The performances were "[c]ulled from the private collection of founding member Mick Harvey with assistance from super fan Henry Rollins".

"Though various live releases had emerged over the course of the band's existence," writes Ned Raggett for Allmusic, "no full-length capturing of the Party's particular bacchanalia approved by the group had officially emerged until this release [...][The album] threatens at all points to leap from the speakers and throttle innocent bystanders.

Whether it’s Nick Cave’s howls and murderous screams, Harvey’s squalor of blues guitar playing, Rowland S. Howard’s high pitched guitar riffs, Tracy Pew’s thumping bass being buried in the background and Phil Calvert’s hammering drum sound, this beast finds the band at their peak.

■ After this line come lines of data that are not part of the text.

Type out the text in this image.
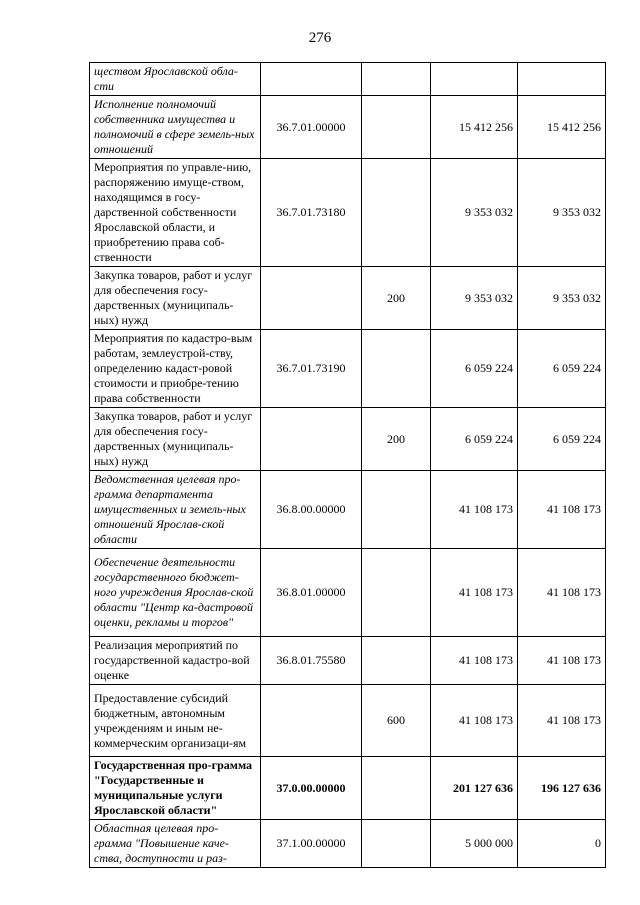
276
ществом Ярославской обла-сти				
Исполнение полномочий собственника имущества и полномочий в сфере земель-ных отношений	36.7.01.00000		15 412 256	15 412 256
Мероприятия по управле-нию, распоряжению имуще-ством, находящимся в госу-дарственной собственности Ярославской области, и приобретению права соб-ственности	36.7.01.73180		9 353 032	9 353 032
Закупка товаров, работ и услуг для обеспечения госу-дарственных (муниципаль-ных) нужд		200	9 353 032	9 353 032
Мероприятия по кадастро-вым работам, землеустрой-ству, определению кадаст-ровой стоимости и приобре-тению права собственности	36.7.01.73190		6 059 224	6 059 224
Закупка товаров, работ и услуг для обеспечения госу-дарственных (муниципаль-ных) нужд		200	6 059 224	6 059 224
Ведомственная целевая про-грамма департамента имущественных и земель-ных отношений Ярослав-ской области	36.8.00.00000		41 108 173	41 108 173
Обеспечение деятельности государственного бюджет-ного учреждения Ярослав-ской области "Центр ка-дастровой оценки, рекламы и торгов"	36.8.01.00000		41 108 173	41 108 173
Реализация мероприятий по государственной кадастро-вой оценке	36.8.01.75580		41 108 173	41 108 173
Предоставление субсидий бюджетным, автономным учреждениям и иным не-коммерческим организаци-ям		600	41 108 173	41 108 173
Государственная про-грамма "Государственные и муниципальные услуги Ярославской области"	37.0.00.00000		201 127 636	196 127 636
Областная целевая про-грамма "Повышение каче-ства, доступности и раз-	37.1.00.00000		5 000 000	0
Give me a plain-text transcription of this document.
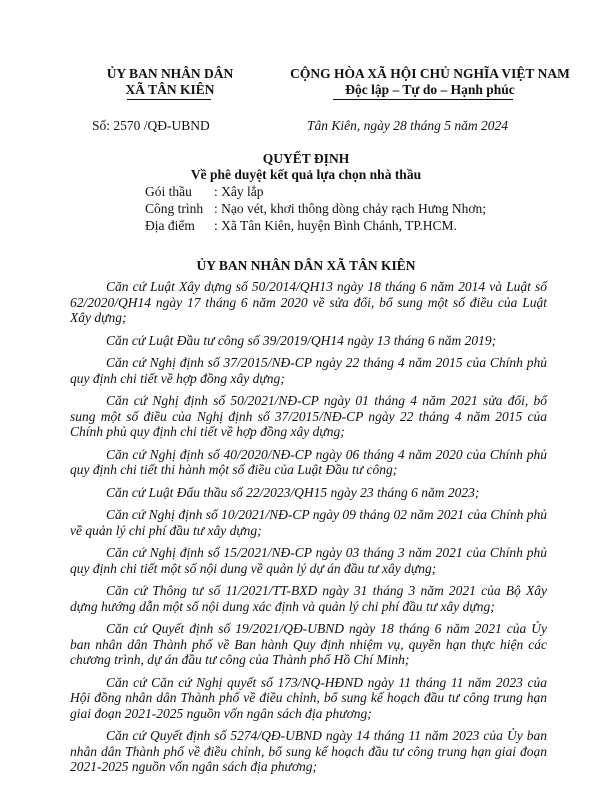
ỦY BAN NHÂN DÂN
XÃ TÂN KIÊN
Số: 2570 /QĐ-UBND
CỘNG HÒA XÃ HỘI CHỦ NGHĨA VIỆT NAM
Độc lập – Tự do – Hạnh phúc
Tân Kiên, ngày 28 tháng 5 năm 2024
QUYẾT ĐỊNH
Về phê duyệt kết quả lựa chọn nhà thầu
Gói thầu : Xây lắp
Công trình : Nạo vét, khơi thông dòng chảy rạch Hưng Nhơn;
Địa điểm : Xã Tân Kiên, huyện Bình Chánh, TP.HCM.
ỦY BAN NHÂN DÂN XÃ TÂN KIÊN

Căn cứ Luật Xây dựng số 50/2014/QH13 ngày 18 tháng 6 năm 2014 và Luật số 62/2020/QH14 ngày 17 tháng 6 năm 2020 về sửa đổi, bổ sung một số điều của Luật Xây dựng;

Căn cứ Luật Đầu tư công số 39/2019/QH14 ngày 13 tháng 6 năm 2019;

Căn cứ Nghị định số 37/2015/NĐ-CP ngày 22 tháng 4 năm 2015 của Chính phủ quy định chi tiết về hợp đồng xây dựng;

Căn cứ Nghị định số 50/2021/NĐ-CP ngày 01 tháng 4 năm 2021 sửa đổi, bổ sung một số điều của Nghị định số 37/2015/NĐ-CP ngày 22 tháng 4 năm 2015 của Chính phủ quy định chi tiết về hợp đồng xây dựng;

Căn cứ Nghị định số 40/2020/NĐ-CP ngày 06 tháng 4 năm 2020 của Chính phủ quy định chi tiết thi hành một số điều của Luật Đầu tư công;

Căn cứ Luật Đấu thầu số 22/2023/QH15 ngày 23 tháng 6 năm 2023;

Căn cứ Nghị định số 10/2021/NĐ-CP ngày 09 tháng 02 năm 2021 của Chính phủ về quản lý chi phí đầu tư xây dựng;

Căn cứ Nghị định số 15/2021/NĐ-CP ngày 03 tháng 3 năm 2021 của Chính phủ quy định chi tiết một số nội dung về quản lý dự án đầu tư xây dựng;

Căn cứ Thông tư số 11/2021/TT-BXD ngày 31 tháng 3 năm 2021 của Bộ Xây dựng hướng dẫn một số nội dung xác định và quản lý chi phí đầu tư xây dựng;

Căn cứ Quyết định số 19/2021/QĐ-UBND ngày 18 tháng 6 năm 2021 của Ủy ban nhân dân Thành phố về Ban hành Quy định nhiệm vụ, quyền hạn thực hiện các chương trình, dự án đầu tư công của Thành phố Hồ Chí Minh;

Căn cứ Căn cứ Nghị quyết số 173/NQ-HĐND ngày 11 tháng 11 năm 2023 của Hội đồng nhân dân Thành phố về điều chỉnh, bổ sung kế hoạch đầu tư công trung hạn giai đoạn 2021-2025 nguồn vốn ngân sách địa phương;

Căn cứ Quyết định số 5274/QĐ-UBND ngày 14 tháng 11 năm 2023 của Ủy ban nhân dân Thành phố về điều chỉnh, bổ sung kế hoạch đầu tư công trung hạn giai đoạn 2021-2025 nguồn vốn ngân sách địa phương;
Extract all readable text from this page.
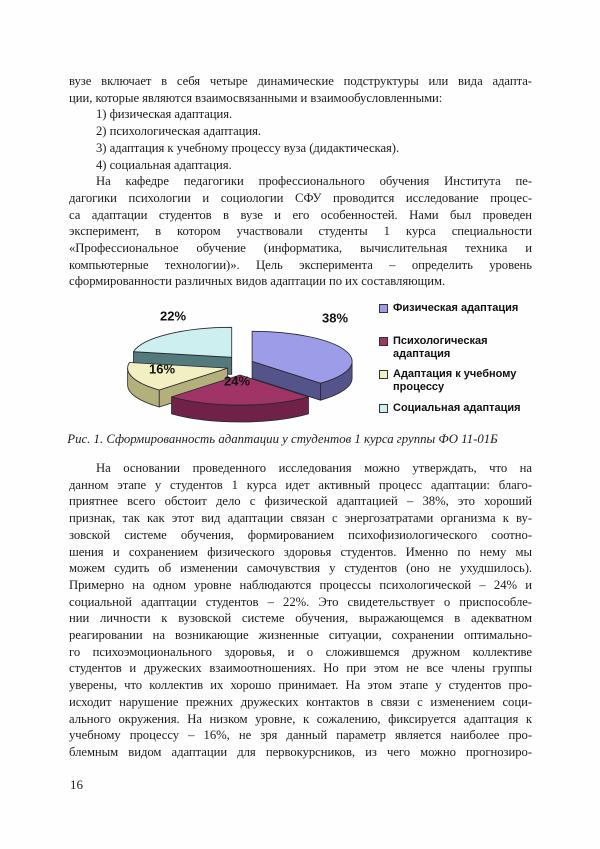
вузе включает в себя четыре динамические подструктуры или вида адапта-
ции, которые являются взаимосвязанными и взаимообусловленными:
1) физическая адаптация.
2) психологическая адаптация.
3) адаптация к учебному процессу вуза (дидактическая).
4) социальная адаптация.
На кафедре педагогики профессионального обучения Института пе-
дагогики психологии и социологии СФУ проводится исследование процес-
са адаптации студентов в вузе и его особенностей. Нами был проведен
эксперимент, в котором участвовали студенты 1 курса специальности
«Профессиональное обучение (информатика, вычислительная техника и
компьютерные технологии)». Цель эксперимента – определить уровень
сформированности различных видов адаптации по их составляющим.
38%
24%
16%
22%
Физическая адаптация
Психологическая адаптация
Адаптация к учебному процессу
Социальная адаптация
Рис. 1. Сформированность адаптации у студентов 1 курса группы ФО 11-01Б
На основании проведенного исследования можно утверждать, что на
данном этапе у студентов 1 курса идет активный процесс адаптации: благо-
приятнее всего обстоит дело с физической адаптацией – 38%, это хороший
признак, так как этот вид адаптации связан с энергозатратами организма к ву-
зовской системе обучения, формированием психофизиологического соотно-
шения и сохранением физического здоровья студентов. Именно по нему мы
можем судить об изменении самочувствия у студентов (оно не ухудшилось).
Примерно на одном уровне наблюдаются процессы психологической – 24% и
социальной адаптации студентов – 22%. Это свидетельствует о приспособле-
нии личности к вузовской системе обучения, выражающемся в адекватном
реагировании на возникающие жизненные ситуации, сохранении оптимально-
го психоэмоционального здоровья, и о сложившемся дружном коллективе
студентов и дружеских взаимоотношениях. Но при этом не все члены группы
уверены, что коллектив их хорошо принимает. На этом этапе у студентов про-
исходит нарушение прежних дружеских контактов в связи с изменением соци-
ального окружения. На низком уровне, к сожалению, фиксируется адаптация к
учебному процессу – 16%, не зря данный параметр является наиболее про-
блемным видом адаптации для первокурсников, из чего можно прогнозиро-
16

He finds the only downside of the album to be the fact that it "has been taken from three different locations and melded into one piece of music" instead of being from a single live show.

[9] The sound quality of the performances received praise, as did the band's cover of "Fun House", the latter of which has been described as "viciously maul[ed] and deface[ed] [in comparison to the original]"[10] and a "relentless eight-minute thrash [...] with Jim ‘Foetus’ Thirlwell riding shotgun on sax that provides a suitably Bacchanalian climax.